With Boyse of Bannow I shall follow the fancy of the moment, which to my thinking is the only true mode of travel.

"Du Cros" has agreed to furnish a perfectly new Panhard for and upon the same terms which I received in France last year, viz., thirty pounds sterling per week, and everything found except the board and lodging of the chauffeur. These very necessary details arranged we are impatient to be off and leave London on a hot day in June. The smells, dirt, and dust of her wooden streets, driven in clouds over all the grand old city, follow us far out into the green meadows of England until we ask whether the hawthorn blossoms have ever held any fragrance, and have we not been mistaken as to roses. But London is not all of England, and we are finally well beyond her influence and wondering why we remained within her limits with the beautiful country so near at hand. The meadows of England giving way to the mountains of Wales, one catches a glimpse of the stately towers of Conway Castle, and then sails outward and westward upon a level sea, which, on its farther side, holds the haven of desire, Dublin, on the broad waters of the Liffey.

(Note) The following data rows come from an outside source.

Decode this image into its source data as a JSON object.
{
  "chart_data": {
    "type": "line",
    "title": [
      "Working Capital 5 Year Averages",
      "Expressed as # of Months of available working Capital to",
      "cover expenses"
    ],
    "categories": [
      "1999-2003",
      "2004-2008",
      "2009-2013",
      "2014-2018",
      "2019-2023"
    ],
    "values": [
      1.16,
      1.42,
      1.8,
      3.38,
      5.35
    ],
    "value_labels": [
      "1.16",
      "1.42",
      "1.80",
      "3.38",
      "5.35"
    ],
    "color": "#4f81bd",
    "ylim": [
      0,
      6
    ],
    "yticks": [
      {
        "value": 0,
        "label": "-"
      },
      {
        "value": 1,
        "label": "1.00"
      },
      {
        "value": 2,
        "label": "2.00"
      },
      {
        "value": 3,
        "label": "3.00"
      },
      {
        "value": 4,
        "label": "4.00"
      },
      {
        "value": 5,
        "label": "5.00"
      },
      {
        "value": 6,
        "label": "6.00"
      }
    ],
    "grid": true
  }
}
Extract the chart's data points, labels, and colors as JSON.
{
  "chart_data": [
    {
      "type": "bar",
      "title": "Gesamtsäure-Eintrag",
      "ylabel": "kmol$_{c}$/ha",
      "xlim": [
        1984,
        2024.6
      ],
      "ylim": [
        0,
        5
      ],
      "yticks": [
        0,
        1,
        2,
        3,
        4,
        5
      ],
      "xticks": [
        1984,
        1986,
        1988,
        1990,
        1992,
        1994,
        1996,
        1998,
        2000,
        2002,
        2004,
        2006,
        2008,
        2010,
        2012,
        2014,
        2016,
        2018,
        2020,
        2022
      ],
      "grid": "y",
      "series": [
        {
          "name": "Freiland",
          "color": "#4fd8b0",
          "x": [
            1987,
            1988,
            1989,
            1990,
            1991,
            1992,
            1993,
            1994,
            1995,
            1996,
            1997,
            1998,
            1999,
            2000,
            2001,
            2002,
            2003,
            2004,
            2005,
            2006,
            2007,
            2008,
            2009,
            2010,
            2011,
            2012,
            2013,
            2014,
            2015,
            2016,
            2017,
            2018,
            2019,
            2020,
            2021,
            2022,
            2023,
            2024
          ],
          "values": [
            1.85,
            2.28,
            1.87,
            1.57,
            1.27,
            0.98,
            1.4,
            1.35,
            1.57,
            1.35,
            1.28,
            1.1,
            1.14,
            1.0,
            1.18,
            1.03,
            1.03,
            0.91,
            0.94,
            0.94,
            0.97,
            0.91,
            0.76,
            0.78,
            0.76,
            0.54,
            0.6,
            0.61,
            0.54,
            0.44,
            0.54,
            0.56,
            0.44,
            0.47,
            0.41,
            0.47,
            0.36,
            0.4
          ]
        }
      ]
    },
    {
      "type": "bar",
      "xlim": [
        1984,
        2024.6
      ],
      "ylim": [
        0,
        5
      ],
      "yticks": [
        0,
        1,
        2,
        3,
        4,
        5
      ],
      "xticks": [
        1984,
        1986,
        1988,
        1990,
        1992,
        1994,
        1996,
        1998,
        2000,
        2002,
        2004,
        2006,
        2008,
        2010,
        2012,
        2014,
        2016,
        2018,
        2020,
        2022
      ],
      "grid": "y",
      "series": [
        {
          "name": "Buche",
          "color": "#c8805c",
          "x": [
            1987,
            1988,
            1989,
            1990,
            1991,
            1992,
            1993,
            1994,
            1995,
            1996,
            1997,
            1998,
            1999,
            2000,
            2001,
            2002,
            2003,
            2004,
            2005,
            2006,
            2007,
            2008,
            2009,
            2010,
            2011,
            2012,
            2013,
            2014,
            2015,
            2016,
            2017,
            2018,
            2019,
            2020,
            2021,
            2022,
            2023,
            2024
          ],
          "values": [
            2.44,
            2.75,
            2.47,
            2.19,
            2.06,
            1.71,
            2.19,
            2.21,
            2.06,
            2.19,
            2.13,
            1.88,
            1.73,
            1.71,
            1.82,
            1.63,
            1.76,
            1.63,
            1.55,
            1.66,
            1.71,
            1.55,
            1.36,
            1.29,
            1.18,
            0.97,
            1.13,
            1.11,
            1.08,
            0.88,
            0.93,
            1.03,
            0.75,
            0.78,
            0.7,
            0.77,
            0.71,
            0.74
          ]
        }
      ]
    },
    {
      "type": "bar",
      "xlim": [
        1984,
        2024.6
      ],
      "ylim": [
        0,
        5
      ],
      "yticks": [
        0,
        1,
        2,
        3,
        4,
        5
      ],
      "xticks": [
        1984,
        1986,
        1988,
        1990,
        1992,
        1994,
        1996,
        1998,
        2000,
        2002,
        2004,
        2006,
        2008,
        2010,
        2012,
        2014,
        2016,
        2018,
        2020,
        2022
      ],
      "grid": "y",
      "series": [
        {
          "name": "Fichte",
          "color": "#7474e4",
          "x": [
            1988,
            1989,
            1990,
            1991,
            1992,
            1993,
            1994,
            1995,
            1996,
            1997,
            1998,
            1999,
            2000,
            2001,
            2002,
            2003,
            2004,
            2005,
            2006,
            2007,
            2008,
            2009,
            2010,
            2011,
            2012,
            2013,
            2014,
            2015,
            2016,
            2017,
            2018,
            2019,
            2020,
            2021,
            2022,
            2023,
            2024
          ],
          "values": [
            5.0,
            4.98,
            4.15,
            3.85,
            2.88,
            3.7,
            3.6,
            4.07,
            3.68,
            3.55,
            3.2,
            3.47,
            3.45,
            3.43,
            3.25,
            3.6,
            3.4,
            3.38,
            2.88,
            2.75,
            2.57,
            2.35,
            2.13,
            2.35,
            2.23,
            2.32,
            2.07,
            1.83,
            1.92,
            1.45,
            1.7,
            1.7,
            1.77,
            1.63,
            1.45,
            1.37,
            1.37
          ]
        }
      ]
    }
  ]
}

Ireland welcomes us, weeping softly the while, though smiling ever and anon as the sunlight rifts downward from the west. The gang-plank is slippery and the pavements mucky, but our welcome is a warm one, at least one fat, comfortable looking old woman with a shawl over her head, a gown whose colour I cannot attempt to give, and shoes which have evidently been discarded by her "auld man," greets me with a "Glory be to God, but yer honour is welcome to Ireland!" and then catching sight of my Jap servant, she gives utterance to a very audible aside, "Be the powers of the divil, phat's that he has wid him!" crossing herself vehemently the while, firmly convinced, I doubt not, that she has seen a limb of Satan, which I think he strongly resembles.

The Shelburn Hotel receives us within its walls, unchanged in the thirty years which have elapsed since I last crossed the threshold, a comfortable inn, pleasantly situated upon College Green, where a band of Irish musicians are discoursing American ballads of the early sixties.

One runs into the tide of American tourists here in Dublin, and to-night this hotel is crowded with them. The clatter of tongues proving too much for me, I dine and start to bed as soon as possible—a good book and an easy resting-place are attractive after the long ride from London.

In the hallway I encounter the porter trying to induce an old gentleman to go to bed. Said gentleman is drunk as a gentleman should be, and sound asleep in his chair, holding fast to a glass of whiskey and soda, from which no efforts of the porter can part him.

"What's the number of your room, sir?"

The sleeping eyes half open as the happy man murmurs, "Wasn't you tryin' to stale my whiskey just now?"

"Well, I thought, sir, ye would be more comfortable in yer room."

"Let slapin' dogs lie, me boy. But 'twas in a good cause ye did it, and so I'll go," and he staggers off to the lift, sleeps on my shoulders until I get out, and probably on the bench for the rest of the night, as that small lift boy could never move that bulk, redolent of whiskey and good humour.